The unfortunate consequence for the Daebyun Elementary School in Busan is that human faeces are the first thing that come to mind when Koreans hear its name.
"Are you from Poop School?" was a typical taunt students and former pupils have endured for 55 years, reports said.
They have mounted a campaign to change the name, gathering more than 4,000 signatures since April, a school official who declined to give her name told AFP.
A school committee will choose among three options next week and submit a request to local authorities to change the name, she said, with permission expected to be granted from the spring term next year.

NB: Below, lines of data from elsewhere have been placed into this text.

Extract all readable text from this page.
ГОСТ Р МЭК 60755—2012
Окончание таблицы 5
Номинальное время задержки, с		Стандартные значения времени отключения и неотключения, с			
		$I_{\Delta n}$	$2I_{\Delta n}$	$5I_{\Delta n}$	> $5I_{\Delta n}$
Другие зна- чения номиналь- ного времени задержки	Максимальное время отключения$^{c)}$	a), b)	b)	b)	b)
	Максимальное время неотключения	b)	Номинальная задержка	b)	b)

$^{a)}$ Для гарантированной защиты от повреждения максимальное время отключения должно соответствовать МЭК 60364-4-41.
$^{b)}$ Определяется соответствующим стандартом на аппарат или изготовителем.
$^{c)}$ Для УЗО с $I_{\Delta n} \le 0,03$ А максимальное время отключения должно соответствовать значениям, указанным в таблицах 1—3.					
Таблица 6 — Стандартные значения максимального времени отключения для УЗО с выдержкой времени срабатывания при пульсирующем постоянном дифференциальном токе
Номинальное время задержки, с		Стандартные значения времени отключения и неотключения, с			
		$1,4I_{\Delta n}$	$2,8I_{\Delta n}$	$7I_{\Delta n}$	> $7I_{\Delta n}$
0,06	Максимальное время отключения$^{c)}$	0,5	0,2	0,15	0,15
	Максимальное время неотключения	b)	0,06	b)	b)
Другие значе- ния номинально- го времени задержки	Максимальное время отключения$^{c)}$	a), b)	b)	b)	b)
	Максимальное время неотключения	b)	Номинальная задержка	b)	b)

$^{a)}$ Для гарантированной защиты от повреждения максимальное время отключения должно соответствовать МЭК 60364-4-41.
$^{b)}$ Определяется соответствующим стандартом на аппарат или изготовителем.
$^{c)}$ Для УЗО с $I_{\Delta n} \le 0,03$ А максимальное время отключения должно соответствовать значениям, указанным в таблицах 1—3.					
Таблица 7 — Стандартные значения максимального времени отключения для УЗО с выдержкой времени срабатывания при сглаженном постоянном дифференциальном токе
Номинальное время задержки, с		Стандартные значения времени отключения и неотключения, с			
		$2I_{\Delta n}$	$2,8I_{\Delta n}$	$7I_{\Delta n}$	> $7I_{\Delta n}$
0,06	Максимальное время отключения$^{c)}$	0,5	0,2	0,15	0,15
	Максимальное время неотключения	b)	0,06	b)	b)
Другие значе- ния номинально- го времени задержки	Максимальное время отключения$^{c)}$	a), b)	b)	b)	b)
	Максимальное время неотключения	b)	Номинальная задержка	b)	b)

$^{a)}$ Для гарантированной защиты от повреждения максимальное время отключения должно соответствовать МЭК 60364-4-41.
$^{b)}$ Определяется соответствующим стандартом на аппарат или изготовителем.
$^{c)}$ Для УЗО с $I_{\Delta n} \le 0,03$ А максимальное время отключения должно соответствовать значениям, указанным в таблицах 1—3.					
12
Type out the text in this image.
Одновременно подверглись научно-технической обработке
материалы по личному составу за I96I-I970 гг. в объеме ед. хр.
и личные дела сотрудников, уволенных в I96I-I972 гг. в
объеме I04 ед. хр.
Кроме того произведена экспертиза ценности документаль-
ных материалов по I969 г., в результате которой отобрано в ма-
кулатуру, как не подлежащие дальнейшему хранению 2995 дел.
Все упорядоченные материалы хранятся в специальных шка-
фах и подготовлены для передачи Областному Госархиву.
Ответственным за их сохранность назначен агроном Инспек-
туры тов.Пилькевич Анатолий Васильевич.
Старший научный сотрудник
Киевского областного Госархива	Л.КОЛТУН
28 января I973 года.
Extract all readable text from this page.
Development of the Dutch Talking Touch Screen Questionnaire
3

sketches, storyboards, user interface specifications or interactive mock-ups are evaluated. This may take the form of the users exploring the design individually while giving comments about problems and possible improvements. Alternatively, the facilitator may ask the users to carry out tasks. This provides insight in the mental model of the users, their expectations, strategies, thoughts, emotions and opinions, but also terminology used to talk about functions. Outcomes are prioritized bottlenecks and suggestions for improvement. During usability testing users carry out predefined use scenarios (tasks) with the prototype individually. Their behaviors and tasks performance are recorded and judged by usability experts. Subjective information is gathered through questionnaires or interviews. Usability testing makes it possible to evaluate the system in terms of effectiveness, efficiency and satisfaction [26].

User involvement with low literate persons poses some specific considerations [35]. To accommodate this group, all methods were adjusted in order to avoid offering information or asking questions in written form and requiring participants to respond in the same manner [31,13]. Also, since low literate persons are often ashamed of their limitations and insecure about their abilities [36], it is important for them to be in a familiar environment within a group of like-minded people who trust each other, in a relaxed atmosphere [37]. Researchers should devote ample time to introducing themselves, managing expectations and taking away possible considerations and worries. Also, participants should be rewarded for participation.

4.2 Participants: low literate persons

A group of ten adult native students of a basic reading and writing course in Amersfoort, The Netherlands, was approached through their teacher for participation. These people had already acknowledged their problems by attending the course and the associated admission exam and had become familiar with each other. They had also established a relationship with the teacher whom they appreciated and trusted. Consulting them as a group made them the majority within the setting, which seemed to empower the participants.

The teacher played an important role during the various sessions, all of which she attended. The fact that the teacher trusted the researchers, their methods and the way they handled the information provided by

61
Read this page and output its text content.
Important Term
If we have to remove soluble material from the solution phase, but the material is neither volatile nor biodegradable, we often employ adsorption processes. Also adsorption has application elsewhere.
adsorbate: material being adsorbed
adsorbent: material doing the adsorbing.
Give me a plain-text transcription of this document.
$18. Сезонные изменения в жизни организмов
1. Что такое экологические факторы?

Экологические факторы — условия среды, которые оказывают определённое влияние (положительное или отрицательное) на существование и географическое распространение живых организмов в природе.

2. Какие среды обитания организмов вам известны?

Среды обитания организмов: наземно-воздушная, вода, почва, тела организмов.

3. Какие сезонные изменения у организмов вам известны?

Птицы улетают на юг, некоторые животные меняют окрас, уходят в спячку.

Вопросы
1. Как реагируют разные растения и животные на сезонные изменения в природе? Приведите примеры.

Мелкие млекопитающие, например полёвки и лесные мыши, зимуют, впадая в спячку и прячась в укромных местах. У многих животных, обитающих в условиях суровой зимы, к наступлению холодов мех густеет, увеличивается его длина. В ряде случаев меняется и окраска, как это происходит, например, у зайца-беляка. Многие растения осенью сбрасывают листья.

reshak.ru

One of them, Haeparang or sea waves, would flush away the stench of the past, while the other two are geographically based.
Founded in 1963, the school, which has 77 students, was named after a village called Daebyun-ri, a shortening of the nearby Daedonggobyunpo port, or Daedong Warehouse Coast.
None of the four said they were considering changing their names, they told AFP.
"Absolutely not," said an employee of the Mulgun school, in the southeastern county of Namhae. "That would be absurd."
Last year, Japan's Kinki University bowed to years of foreign sniggering by changing its nomenclature to the less saucy-sounding "Kindai".